Dernier paramètre, le financement du reliquat : sur le cas type à Retiers, le reste à charge d'un ménage très modeste ressort à 6 000 € après aide ANAH et prise en charge de l'accompagnement. Étalé sur quinze ans en éco-prêt à taux zéro, cela représente de l'ordre de 35 € par mois, à comparer aux 1 530 € d'économie annuelle attendue sur la facture d'énergie.

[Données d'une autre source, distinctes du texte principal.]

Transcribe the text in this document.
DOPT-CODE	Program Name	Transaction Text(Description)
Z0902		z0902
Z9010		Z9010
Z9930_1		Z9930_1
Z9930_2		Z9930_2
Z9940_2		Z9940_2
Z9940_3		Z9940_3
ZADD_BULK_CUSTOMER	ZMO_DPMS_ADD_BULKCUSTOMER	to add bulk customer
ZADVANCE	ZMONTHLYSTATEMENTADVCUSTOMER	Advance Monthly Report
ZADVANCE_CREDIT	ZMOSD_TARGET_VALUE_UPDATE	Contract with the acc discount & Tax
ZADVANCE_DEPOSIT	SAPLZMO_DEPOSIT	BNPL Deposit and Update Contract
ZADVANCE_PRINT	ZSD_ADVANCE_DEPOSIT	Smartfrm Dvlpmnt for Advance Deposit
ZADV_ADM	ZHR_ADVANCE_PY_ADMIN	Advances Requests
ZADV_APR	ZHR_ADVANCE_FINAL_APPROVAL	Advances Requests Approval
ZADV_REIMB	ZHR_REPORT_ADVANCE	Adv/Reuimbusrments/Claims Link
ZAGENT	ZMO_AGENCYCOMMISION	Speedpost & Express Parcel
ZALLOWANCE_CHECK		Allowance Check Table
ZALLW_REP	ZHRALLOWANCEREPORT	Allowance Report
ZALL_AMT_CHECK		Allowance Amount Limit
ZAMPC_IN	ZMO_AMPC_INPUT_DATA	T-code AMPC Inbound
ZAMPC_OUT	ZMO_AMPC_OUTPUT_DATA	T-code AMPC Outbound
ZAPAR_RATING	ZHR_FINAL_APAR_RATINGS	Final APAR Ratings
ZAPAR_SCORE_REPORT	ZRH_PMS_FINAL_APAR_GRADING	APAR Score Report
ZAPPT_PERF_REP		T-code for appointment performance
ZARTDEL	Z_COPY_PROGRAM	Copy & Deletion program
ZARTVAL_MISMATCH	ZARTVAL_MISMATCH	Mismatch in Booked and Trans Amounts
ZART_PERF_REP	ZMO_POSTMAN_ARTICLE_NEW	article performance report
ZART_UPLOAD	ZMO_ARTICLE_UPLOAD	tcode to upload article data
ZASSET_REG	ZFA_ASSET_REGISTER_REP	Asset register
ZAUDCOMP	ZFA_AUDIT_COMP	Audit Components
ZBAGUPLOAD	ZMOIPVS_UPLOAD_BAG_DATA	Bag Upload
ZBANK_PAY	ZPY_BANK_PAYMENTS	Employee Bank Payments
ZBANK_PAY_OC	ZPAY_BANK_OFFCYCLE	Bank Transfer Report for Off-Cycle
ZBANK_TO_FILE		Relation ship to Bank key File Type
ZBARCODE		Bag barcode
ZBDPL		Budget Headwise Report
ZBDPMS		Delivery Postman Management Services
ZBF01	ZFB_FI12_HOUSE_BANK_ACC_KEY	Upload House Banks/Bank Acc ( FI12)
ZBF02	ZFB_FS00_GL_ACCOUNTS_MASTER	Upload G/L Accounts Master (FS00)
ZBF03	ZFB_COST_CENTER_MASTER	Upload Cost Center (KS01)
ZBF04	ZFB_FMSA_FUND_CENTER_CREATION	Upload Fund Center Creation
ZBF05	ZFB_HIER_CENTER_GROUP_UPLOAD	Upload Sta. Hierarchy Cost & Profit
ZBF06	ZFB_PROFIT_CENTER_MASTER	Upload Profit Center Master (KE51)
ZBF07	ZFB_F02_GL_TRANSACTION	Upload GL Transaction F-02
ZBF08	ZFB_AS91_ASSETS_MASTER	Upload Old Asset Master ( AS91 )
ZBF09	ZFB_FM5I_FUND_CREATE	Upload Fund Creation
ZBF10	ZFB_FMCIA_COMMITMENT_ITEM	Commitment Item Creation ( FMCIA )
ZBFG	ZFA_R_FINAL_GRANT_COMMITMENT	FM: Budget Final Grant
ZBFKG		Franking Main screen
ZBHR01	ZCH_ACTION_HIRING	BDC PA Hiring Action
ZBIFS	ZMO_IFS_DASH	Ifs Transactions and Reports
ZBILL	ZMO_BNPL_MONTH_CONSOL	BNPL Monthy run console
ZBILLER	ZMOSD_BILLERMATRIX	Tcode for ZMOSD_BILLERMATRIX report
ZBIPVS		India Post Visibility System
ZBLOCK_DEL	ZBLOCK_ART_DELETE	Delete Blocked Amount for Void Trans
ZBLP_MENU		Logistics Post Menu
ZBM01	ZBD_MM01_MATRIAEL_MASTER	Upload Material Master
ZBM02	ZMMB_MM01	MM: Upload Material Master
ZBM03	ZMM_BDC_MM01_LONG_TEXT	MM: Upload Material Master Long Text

Rapporté au parc réel, l'ordre de grandeur est le suivant : un bassin de travaux structuré autour de CC Roche aux Fées Communauté, 330 diagnostics publiés pour 1 000 résidences principales, 488 logements encore chauffés au gaz ou au fioul, soit 26 % du parc. Ce volume ne préjuge d'aucune éligibilité individuelle : il indique seulement où se concentrent, à Retiers, les situations où le scénario décrit sur cette page a le plus de chances d'être pertinent.
Qui décide, et donc qui finance : 72 % de propriétaires occupants à Retiers, soit environ 1 343 logements. Pour l'installation d'un chauffe-eau thermodynamique, cela signifie autant de dossiers décidables sans mandat de gestion, le solde relevant du parc locatif et donc d'un montage bailleur distinct.
L'arbitrage se fait en part d'assiette : à Retiers, le CET en absorbe environ 6 %. Il reste donc de la marge pour les autres lots du bouquet, sachant que l'aide portée par ce seul poste va de 1 080 € à 1 920 € selon la catégorie de ressources.
Combien de logements concernés ? À Retiers, 488 résidences principales dépendent d'une énergie fossile (26 % du parc). C'est dans ce sous-ensemble que l'installation d'un chauffe-eau thermodynamique produit les écarts de consommation les plus élevés avant et après travaux.
Trésorerie du projet à Retiers : 6 000 € de reste à charge pour le profil le plus aidé, accompagnement pris en charge jusqu'à 2 000 €. Un éco-prêt de quinze ans ramène l'effort à 35 € par mois, à comparer aux 1 530 € d'économie annuelle auxquels le CET participe.
Combien de litre de capacité exactement ? À Retiers, le logement de référence de 115 m² situé en zone H2a en compte environ 200 pour l'installation d'un chauffe-eau thermodynamique. La dépense attendue s'établit dès lors entre 1 800 € et 3 000 € TTC (9–15 € l'unité), pour une assiette éligible plafonnée à 40 000 € HT.
Combien d'occupants, quels besoins : avec 2.43 personne(s) par résidence principale à Retiers, les besoins d'eau chaude et de renouvellement d'air se déduisent directement. C'est sur cette base, et sur 115 m², que l'installation d'un chauffe-eau thermodynamique doit être dimensionné.
Le parc local commande la faisabilité : sur 1 878 résidences principales, on estime 1 647 maisons individuelles (88 %) à Retiers. Un volume de local non chauffé d'au moins 20 m³ en air ambiant y devient l'arbitrage dominant, bien avant le choix de matériau, pour l'installation d'un chauffe-eau thermodynamique.